Jon stated that his insurance refused to cover the cost of the drug, so they paid it out of his own pocket, as well as the respirator to administer the drug.
“Two days later, she’s recovering, ” he said.
They are sure if the drug was what helped them, but they were satisfied with receiving this treatment. According to Jon, about 10 days after home quarantine, “everyone stopped feeling symptoms.”

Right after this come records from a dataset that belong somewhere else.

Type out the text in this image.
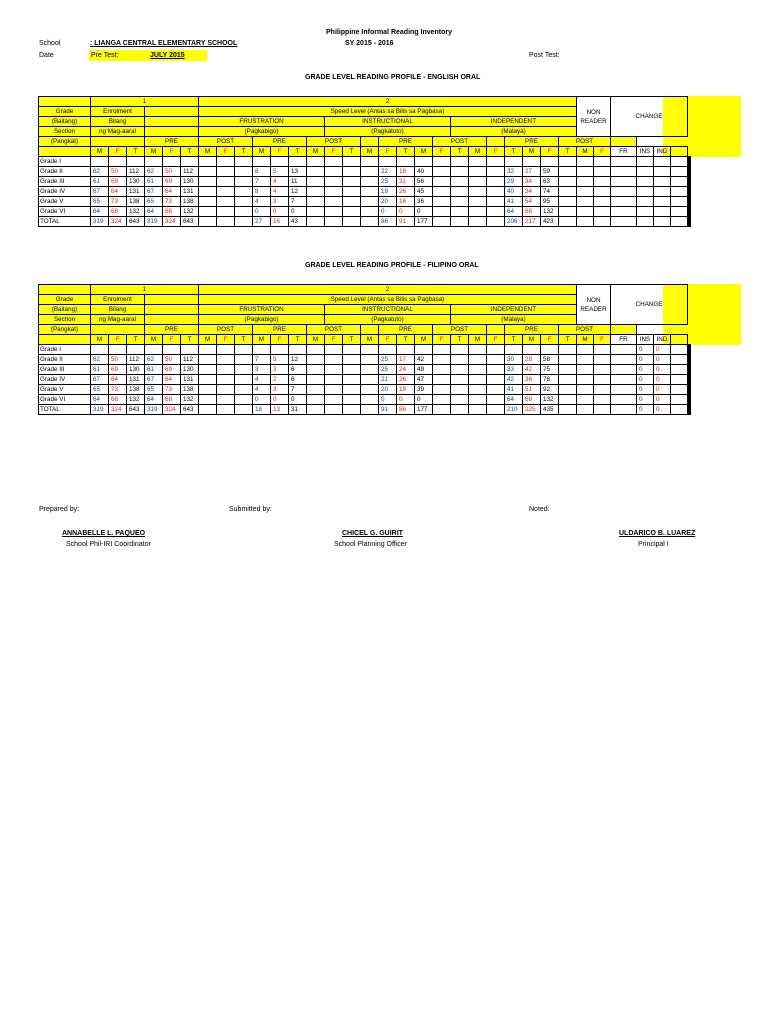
Philippine Informal Reading Inventory
School	: LIANGA CENTRAL ELEMENTARY SCHOOL	SY 2015 - 2016
Date	Pre Test:	JULY 2015	Post Test:
GRADE LEVEL READING PROFILE - ENGLISH ORAL
	1						2																					NON
READER		CHANGE					
Grade	Enrolment						Speed Level (Antas sa Bilis sa Pagbasa)																												
(Baitang)	Bilang						FRUSTRATION							INSTRUCTIONAL							INDEPENDENT														
Section	ng Mag-aaral						(Pagkabigo)							(Pagkatuto)							(Malaya)														
(Pangkat)				PRE			POST			PRE			POST				PRE			POST				PRE			POST								
	M	F	T	M	F	T	M	F	T	M	F	T	M	F	T	M	F	T	M	F	T	M	F	T	M	F	T	M	F	FR	INS	IND			
Grade I																																				
Grade II	62	50	112	62	50	112				8	5	13					22	18	40					32	27	59										
Grade III	61	69	130	61	69	130				7	4	11					25	31	56					29	34	63										
Grade IV	67	64	131	67	64	131				8	4	12					19	26	45					40	34	74										
Grade V	65	73	138	65	73	138				4	3	7					20	16	36					41	54	95										
Grade VI	64	68	132	64	68	132				0	0	0					0	0	0					64	68	132										
TOTAL	319	324	643	319	324	643				27	16	43					86	91	177					206	217	423										
GRADE LEVEL READING PROFILE - FILIPINO ORAL
	1						2																					NON
READER		CHANGE					
Grade	Enrolment						Speed Level (Antas sa Bilis sa Pagbasa)																												
(Baitang)	Bilang						FRUSTRATION							INSTRUCTIONAL							INDEPENDENT														
Section	ng Mag-aaral						(Pagkabigo)							(Pagkatuto)							(Malaya)														
(Pangkat)				PRE			POST			PRE			POST				PRE			POST				PRE			POST								
	M	F	T	M	F	T	M	F	T	M	F	T	M	F	T	M	F	T	M	F	T	M	F	T	M	F	T	M	F	FR	INS	IND			
Grade I																															0	0				
Grade II	62	50	112	62	50	112				7	5	12					25	17	42					30	28	58					0	0				
Grade III	61	69	130	61	69	130				3	3	6					25	24	49					33	42	75					0	0				
Grade IV	67	64	131	67	64	131				4	2	6					21	26	47					42	36	78					0	0				
Grade V	65	73	138	65	73	138				4	3	7					20	19	39					41	51	92					0	0				
Grade VI	64	68	132	64	68	132				0	0	0					0	0	0					64	68	132					0	0				
TOTAL	319	324	643	319	324	643				18	13	31					91	86	177					210	225	435					0	0				
Prepared by:	Submitted by:	Noted:
ANNABELLE L. PAQUEO
School Phil-IRI Coordinator
CHICEL G. GUIRIT
School Planning Officer
ULDARICO B. LUAREZ
Principal I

Doctors told Cesarians that after 14 days, “even if we were no longer contagious, the virus could be dead in our formula for up to 12 weeks.” But they were exonerated on July 24. They were also told that the new check was not necessary, but they did it anyway (on the loose check site at Oxnard College) and all had negative results. Jon said all Caesarians had been in contact with negative checks. Shantel has yet to regain his sense of taste and smell, however, it is the only lasting effect that someone in the family circle has detected so far.
Recalling the ordeal, Jon felt she had had an exclusive affair with her baby at the NICU, but wondered about her occasional episodes of violent crying when she embraced her: “Does she sit down at the time, when I go out to hug her? Your?”
C-sections still don’t know where or how they contracted the virus. Jon stated that the circle of relatives had not gone anywhere and that the small cohort of other people they were in contact with came back negative.
“The only thing we can think about is when we gave birth in the hospital, but it’s speculation,” Jon said.
All nurses and doctors were wearing protective devices for childbirth. But Shantel has evolved after eclampsia, the highest blood pressure after birth (a rare condition compared to preeclampsia, the highest blood pressure before birth, which resolves regularly after delivery). The drug he was given had no effect, however, “at the time he had a high fever, [the postclampsia] disappeared.”
Jon said getting coronavirus in the hospital is “the only thing that makes sense to us.” ArrayArray It’s imaginable that I gave this to my circle of relatives as well. That’s scary.”
While Cesario’s circle of relatives practiced social estrangement, wore a mask, and wore hand sanitizer, Jon admitted that they believe that any of them are unlikely to be in danger of contracting the virus. They feel like others now.
He hopes that his fun will help raise awareness of the truth of the virus and its impacts. He said many members of his network “thought it was a hoax.” But after what he and his circle of relatives went through, he saw that he “really woke up to our network that this is real.” Until that happened, they didn’t. ArrayArray We took each and every precaution not to get it, and still hit our house. You can be contagious without even knowing it, that’s the scary component of everything. He fears that others may be asymptomatic and do not know that they have the virus, and do not wear a mask or social estrangement.
“Maybe it’s a credit for us to get it,” Jon said. “He created awareness in the community. ArrayArray which is real, this virus is real”.